These are the key concepts you need to understand to accurately answer the question.

F-distribution
The F-distribution is a fundamental concept in statistics, especially when comparing variances of two different data sets. It is used extensively in experiments that aim to test hypotheses about whether two population variances are equal. The distribution is named after Sir Ronald Fisher, and it is a probability distribution that arises in the testing of whether two estimated variances are equal.

When you perform an F-test, you derive an F-statistic calculated by the ratio \left( F = \frac{s_1^2}{s_2^2} \right), where \(s_1^2\) and \(s_2^2\) are the sample variances. The F-distribution is asymmetrical and stretches out more on the side of increasing variance ratios.

This distribution depends on degrees of freedom related to the two data samples being compared. Essentially, the shape of the F-distribution will vary based on these degrees of freedom, specifically \(df_1\) for the first group and \(df_2\) for the second group. In our example, Team Ramona has \(df_1 = 20\) and Team Beezus has \(df_2 = 22\).

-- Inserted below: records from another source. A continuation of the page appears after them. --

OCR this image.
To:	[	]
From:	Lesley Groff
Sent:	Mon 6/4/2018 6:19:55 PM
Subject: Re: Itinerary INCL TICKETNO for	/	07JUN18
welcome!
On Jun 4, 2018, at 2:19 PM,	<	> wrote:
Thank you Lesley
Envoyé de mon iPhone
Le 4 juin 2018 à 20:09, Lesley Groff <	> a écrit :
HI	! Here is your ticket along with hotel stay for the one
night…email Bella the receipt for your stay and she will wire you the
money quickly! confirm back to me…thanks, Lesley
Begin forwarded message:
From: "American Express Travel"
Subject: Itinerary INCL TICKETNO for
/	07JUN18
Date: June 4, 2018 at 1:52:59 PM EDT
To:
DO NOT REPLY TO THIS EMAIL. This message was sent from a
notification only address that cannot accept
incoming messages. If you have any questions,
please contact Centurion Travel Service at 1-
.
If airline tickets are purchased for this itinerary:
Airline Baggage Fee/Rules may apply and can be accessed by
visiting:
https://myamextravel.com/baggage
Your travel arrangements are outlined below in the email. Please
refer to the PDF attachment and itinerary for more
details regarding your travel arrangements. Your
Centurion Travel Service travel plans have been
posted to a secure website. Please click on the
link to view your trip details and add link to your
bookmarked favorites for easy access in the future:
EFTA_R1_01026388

The F-distribution allows us to set a range of critical values, within which the null hypothesis is accepted.

To understand if the variances differ, you'll compare your calculated F-statistic with this range of critical values.
Critical value
Critical values are essential in hypothesis testing as they determine the threshold at which you decide whether to reject the null hypothesis. When working with the F-distribution, the critical value enables you to evaluate if your test statistic falls within the acceptance region or not.

Critical values for the F-distribution can be found using F-distribution tables or statistical software. It is important to choose the correct tail based on the nature of your test. In a two-tailed test, you will find two critical values — one at the lower end and one at the upper end. These define the acceptance region for the null hypothesis.
  • If the calculated F-statistic falls below the lower critical value or above the upper critical value, the null hypothesis is rejected.
  • If it lies within, the null hypothesis cannot be rejected.

For this exercise, using \(\alpha = 0.05\), the critical values were \(F_{0.025} = 2.54\) and \(F_{0.975} = 0.39\). Since the calculated F-statistic (7.03) is greater than 2.54, it falls outside the acceptance region, leading to the rejection of the null hypothesis.
Null Hypothesis
In hypothesis testing, the null hypothesis represents the default assumption that there is no effect or difference. It is denoted as \(H_0\). When comparing variances, \(H_0\) typically asserts that the variances are equal.

For our exercise, the null hypothesis \(H_0\) states: The variances of the number of books read by Team Ramona and Team Beezus are equal, or mathematically, \(\sigma_1^2 = \sigma_2^2\).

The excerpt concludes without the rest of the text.